Infine l’energia che si sposta lungo il corpo doveva seguire iterazioni e percorsi non ortodossi e possibilmente diversi da qualsiasi modello in materia come ad esempio i circuiti integrati.
Roba da niente.

Tutto parte dal collo
Nel risultato finale tutto il corpo di Ryan Reynolds è coperto dalla tuta eccetto la testa e il collo, dunque proprio da quest’ultimo la Sony Imageworks ha deciso di partire per cominciare a stabilire movimenti e “priorità”. Le priorità sono quei movimenti che ne determinano altri, come la spalla che muovendosi causerà anche conseguenti movimenti nel braccio.
Dunque i primi rilevatori di movimento, ovvero i puntini applicati sulla pelle che registrano i movimenti muscolari, sono stati applicati proprio sul collo dell’attore durante le riprese in questione.
Ma il risultato non è stato solo frutto di un attento motion capture, gli effetti speciali ben riusciti non sono mai la diretta conseguenza di un lavoro del computer. La difficile combinazione di un corpo digitale su una testa reale che sembrassero tutt’uno ha richiesto ben più di una correzione a mano, ovvero deformazioni della struttura primaria per poter seguire con maggiore efficienza i movimenti in modo da sembrare sempre naturale. Insomma piccoli ritocchi disegnati.
A questo è stato poi sovrapposto il secondo livello d’effettistica ovvero la luce. Si tratta proprio di due lavorazioni differenti, nel primo caso era una questione di movimenti, nel secondo di illuminazione. Questo ha consentito a due reparti di lavorare separatamente e poi unire i risultati. Il reparto “luce” infatti doveva risolvere i problemi di circolazione dell’energia lungo il corpo, la sua apparenza aliena e la gestione dell’intensità dello splendore verde nei differenti momenti del film.
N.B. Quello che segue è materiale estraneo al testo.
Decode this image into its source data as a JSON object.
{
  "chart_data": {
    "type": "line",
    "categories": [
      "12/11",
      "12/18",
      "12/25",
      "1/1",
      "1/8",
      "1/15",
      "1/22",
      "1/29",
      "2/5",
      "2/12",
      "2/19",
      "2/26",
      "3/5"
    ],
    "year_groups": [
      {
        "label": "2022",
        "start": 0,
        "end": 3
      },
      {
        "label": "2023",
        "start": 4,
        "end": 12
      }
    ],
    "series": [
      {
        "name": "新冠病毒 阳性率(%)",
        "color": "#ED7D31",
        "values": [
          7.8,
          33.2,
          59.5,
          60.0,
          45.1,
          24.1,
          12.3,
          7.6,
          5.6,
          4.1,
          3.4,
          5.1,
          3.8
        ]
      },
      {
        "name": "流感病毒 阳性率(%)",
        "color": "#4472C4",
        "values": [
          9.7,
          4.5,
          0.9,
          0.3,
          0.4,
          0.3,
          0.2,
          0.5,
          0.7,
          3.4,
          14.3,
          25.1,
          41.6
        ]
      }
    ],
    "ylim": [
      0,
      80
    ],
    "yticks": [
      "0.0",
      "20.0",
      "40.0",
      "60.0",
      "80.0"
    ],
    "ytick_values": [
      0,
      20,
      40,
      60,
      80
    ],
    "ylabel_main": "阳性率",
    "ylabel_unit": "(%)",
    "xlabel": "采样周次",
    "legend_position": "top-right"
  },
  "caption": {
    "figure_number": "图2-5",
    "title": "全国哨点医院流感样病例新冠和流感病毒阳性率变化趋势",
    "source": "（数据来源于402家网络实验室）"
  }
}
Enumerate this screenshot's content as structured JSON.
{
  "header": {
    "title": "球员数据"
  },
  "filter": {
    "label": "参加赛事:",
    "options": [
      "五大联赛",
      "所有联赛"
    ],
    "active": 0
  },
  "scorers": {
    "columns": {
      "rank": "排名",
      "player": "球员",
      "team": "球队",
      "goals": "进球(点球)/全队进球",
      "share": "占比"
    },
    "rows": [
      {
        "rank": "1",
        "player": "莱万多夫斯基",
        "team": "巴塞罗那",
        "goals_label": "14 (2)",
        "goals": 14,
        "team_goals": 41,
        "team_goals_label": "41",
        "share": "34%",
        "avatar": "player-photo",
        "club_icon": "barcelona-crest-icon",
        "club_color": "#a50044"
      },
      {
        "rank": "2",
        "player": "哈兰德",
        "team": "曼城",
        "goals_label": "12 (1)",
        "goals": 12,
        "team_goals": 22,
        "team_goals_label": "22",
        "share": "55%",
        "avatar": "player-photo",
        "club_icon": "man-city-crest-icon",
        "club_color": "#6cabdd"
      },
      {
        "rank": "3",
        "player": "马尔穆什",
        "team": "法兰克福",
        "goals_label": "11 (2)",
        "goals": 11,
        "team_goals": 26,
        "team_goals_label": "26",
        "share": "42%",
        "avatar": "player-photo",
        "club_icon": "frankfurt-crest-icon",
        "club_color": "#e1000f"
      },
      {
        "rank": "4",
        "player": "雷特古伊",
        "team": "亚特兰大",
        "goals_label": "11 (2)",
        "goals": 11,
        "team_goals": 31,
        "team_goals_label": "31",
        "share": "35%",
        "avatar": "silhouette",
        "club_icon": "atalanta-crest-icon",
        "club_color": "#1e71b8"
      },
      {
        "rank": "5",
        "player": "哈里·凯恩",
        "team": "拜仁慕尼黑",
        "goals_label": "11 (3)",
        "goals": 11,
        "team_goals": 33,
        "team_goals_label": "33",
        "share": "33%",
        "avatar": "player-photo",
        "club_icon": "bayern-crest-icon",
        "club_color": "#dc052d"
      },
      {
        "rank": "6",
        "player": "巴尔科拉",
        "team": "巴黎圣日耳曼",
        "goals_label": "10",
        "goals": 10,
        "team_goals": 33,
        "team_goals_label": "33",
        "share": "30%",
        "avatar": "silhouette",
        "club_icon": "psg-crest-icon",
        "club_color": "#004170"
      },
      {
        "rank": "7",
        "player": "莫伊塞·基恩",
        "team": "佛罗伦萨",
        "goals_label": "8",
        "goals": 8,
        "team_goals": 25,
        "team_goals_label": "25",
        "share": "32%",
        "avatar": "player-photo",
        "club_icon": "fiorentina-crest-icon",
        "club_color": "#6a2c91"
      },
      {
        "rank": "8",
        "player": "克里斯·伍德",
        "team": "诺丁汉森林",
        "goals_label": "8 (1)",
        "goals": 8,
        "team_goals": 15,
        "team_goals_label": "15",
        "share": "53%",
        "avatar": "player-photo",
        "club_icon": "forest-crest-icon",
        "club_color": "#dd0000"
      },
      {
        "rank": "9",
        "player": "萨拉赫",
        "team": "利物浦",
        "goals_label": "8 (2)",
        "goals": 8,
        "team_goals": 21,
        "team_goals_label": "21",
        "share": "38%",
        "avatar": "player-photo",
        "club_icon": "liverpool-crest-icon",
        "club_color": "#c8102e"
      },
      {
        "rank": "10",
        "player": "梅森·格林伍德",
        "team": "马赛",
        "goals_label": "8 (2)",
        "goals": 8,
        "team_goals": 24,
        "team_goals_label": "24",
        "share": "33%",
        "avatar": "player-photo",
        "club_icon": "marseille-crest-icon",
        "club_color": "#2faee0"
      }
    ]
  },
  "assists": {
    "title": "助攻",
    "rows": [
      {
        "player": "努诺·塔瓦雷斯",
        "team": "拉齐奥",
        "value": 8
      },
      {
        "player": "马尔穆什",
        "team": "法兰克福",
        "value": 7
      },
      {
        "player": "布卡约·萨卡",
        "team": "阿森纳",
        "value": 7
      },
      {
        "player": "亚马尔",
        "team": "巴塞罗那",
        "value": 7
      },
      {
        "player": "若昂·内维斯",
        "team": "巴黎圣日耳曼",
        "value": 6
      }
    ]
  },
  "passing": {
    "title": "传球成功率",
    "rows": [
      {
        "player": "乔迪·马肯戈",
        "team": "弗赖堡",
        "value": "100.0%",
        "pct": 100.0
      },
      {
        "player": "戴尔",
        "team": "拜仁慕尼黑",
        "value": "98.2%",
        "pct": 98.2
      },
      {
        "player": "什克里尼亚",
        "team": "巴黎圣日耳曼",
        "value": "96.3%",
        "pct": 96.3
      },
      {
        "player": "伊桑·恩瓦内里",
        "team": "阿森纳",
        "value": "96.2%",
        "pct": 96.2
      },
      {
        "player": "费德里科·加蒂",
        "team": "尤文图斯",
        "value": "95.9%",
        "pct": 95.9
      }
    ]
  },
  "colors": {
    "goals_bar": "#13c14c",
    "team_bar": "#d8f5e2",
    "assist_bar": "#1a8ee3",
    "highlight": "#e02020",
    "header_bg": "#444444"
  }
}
Ancora una volta però per arrivare al successo non è bastato prendere e chiedere al computer di fare un lavoro umano. Come spesso accade per raggiungere risultati inediti servono strumenti inediti e dunque Sony si è appoggiata ad un software proprietario sviluppato da lei stessa e chiamato Arnold. Il software ha premesso, invece di immettere dati e calcolare le ombre, di spostare i punti luminosi come fossero lampadine attaccate al corpo, la direzione della luce era di volta in volta determinata a mano.